Tuesday, May 20, 2014

Cryptic bird species in Japan.

The Japanese archipelago comprises the islands that form the country of Japan. It consists of 6,852 islands with at least 100 m circumference, 430 of those are inhabited. The four main islands, from north to south, are Hokkaido, Honshu, Shikoku, and Kyushu. Honshu is the largest and referred to as the Japanese mainland.

The archipelago has been recognized as a biodiversity hot spot and a new zoogeographic region based on the phylogenetic relationships of its birds and other vertebrates. 

The high degree of biodiversity in Japan is the result of a wide variety of climates and ecosystems, ranging from the humid subtropics in the Ryukyu and Ogasawara islands to the boreal zones in northern Japan, the alpine zone at over 3000 m above sea level, and all its islands and straits between them that have separated species extended periods of time.

The bird fauna of Japan consists of 633 described bird species, including birds that also occur on the eastern Eurasian continent. The Japanese Archipelago is home to 11 endemic resident bird species and six migratory species breeding only in that area. A total of about 250 species are known to breed in Japan. It has been repeatedly disputed whether some populations isolated on the many islands should be recognized as subspecies or as distinct species as many of those birds form morphologically well-defined groups.
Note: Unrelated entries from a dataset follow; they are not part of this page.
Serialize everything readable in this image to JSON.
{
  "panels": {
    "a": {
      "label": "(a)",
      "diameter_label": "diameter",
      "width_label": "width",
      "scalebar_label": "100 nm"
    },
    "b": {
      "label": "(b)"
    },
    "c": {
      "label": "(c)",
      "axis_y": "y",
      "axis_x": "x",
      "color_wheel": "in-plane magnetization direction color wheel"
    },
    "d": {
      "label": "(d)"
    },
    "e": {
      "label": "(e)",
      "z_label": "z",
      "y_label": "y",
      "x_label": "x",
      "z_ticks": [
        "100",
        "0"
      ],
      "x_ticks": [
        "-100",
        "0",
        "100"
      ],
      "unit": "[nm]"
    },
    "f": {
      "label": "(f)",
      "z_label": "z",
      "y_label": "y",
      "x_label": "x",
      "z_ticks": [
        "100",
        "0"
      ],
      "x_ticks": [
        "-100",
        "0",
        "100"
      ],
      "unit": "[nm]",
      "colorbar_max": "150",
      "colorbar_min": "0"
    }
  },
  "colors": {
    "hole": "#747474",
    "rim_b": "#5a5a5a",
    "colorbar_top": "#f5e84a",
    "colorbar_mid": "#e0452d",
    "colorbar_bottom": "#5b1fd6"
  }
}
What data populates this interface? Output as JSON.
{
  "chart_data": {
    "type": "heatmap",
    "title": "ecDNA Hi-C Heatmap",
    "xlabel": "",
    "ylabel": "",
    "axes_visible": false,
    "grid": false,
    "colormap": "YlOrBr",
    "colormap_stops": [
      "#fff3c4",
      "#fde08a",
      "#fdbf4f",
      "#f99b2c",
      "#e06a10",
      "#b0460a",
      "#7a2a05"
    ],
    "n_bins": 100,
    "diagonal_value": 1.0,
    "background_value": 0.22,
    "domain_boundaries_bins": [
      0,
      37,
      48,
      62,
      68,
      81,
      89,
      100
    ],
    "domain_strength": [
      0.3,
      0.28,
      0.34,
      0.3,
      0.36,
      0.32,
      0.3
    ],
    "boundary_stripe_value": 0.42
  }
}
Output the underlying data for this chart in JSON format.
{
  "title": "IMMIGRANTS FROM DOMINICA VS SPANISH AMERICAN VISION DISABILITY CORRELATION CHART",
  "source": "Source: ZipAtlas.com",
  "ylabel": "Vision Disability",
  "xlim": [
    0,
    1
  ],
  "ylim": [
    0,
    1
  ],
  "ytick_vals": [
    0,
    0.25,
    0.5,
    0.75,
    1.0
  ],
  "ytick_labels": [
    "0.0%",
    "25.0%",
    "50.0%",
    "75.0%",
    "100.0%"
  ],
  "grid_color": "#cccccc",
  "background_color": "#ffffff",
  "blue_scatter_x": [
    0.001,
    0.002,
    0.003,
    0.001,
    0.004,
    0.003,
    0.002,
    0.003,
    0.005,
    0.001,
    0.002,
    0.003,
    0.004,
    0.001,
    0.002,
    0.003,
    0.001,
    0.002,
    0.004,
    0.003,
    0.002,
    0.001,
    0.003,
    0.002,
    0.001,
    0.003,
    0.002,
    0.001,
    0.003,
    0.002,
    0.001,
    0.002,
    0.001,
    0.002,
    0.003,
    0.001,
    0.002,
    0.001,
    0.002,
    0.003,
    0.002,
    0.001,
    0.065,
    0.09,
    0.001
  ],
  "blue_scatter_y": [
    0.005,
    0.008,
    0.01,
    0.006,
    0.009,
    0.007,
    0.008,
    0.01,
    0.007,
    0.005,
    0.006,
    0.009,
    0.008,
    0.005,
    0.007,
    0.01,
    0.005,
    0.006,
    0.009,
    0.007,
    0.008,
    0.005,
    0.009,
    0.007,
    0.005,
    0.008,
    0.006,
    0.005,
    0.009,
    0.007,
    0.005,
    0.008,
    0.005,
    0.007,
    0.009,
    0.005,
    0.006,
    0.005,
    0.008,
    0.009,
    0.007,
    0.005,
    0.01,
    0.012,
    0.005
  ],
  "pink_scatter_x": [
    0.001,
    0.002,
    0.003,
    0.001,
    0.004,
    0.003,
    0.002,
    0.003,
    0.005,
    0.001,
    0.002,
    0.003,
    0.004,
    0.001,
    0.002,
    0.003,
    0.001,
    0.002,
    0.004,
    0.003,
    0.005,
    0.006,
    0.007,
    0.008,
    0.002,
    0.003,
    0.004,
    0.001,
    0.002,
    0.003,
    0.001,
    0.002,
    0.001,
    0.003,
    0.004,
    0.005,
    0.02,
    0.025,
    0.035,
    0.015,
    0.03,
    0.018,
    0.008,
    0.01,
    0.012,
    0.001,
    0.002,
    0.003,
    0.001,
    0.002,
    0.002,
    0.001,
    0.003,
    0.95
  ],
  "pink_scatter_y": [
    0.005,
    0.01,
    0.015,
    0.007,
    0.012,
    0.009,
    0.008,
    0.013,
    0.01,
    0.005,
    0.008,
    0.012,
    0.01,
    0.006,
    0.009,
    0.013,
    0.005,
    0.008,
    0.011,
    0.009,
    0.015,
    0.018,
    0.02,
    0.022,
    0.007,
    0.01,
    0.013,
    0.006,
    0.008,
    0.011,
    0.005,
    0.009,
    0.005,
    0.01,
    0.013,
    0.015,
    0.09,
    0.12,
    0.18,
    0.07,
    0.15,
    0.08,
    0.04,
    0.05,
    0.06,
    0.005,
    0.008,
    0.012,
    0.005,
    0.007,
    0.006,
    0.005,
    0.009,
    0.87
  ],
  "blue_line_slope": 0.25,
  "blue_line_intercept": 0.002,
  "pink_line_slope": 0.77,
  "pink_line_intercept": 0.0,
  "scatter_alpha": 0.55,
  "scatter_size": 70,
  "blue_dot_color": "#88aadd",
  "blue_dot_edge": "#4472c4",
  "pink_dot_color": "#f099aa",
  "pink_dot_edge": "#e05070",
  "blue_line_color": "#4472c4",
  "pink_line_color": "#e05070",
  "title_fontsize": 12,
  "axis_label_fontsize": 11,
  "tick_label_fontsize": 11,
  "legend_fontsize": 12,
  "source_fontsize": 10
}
For a very limited number of species researchers had conducted molecular analyses and found that those groups are rather distinct lineages and a new study using DNA Barcoding adds more species to this list.

The researchers build a DNA Barcode library comprising 93.2% of the bird species breeding in Japan. They found 24 cryptic species candidates in their study. Patterns of these deep intraspecific sequence divergences were consistent with some of the biogeographical boundaries across the Japanese Archipelago such as the Tsugaru Strait, or the Ryukyu Islands. About 10% of the species the team looked at seem to contain some cryptic representatives and they have some explanations for this:

The fluctuating sea levels during the Quaternary would have led to repeated periods of connection, isolation and submergence of the islands of the Japanese Archipelago, which could have isolated bird populations for lengthy periods. Such populations would have retained geographical and temporal isolation without admixture of other populations and extinction for glacial and interglacial periods.These isolated populations may lead to the deep intraspecific genetic divergence observed in 11 Japanese bird species. The distinct intraspecific divergence observed between 23 trans-Palearctic species may reflect the history of isolation and gene flow of these bird populations with respect to the changes in the land-bridges over the straits between the Japanese Archipelago and the Eurasian continent.

This is an extraordinary amount of potentially new species of birds. Finding so many new species in a vertebrate group other than fishes is quite rare. Usually we hear about one or two but not two dozens.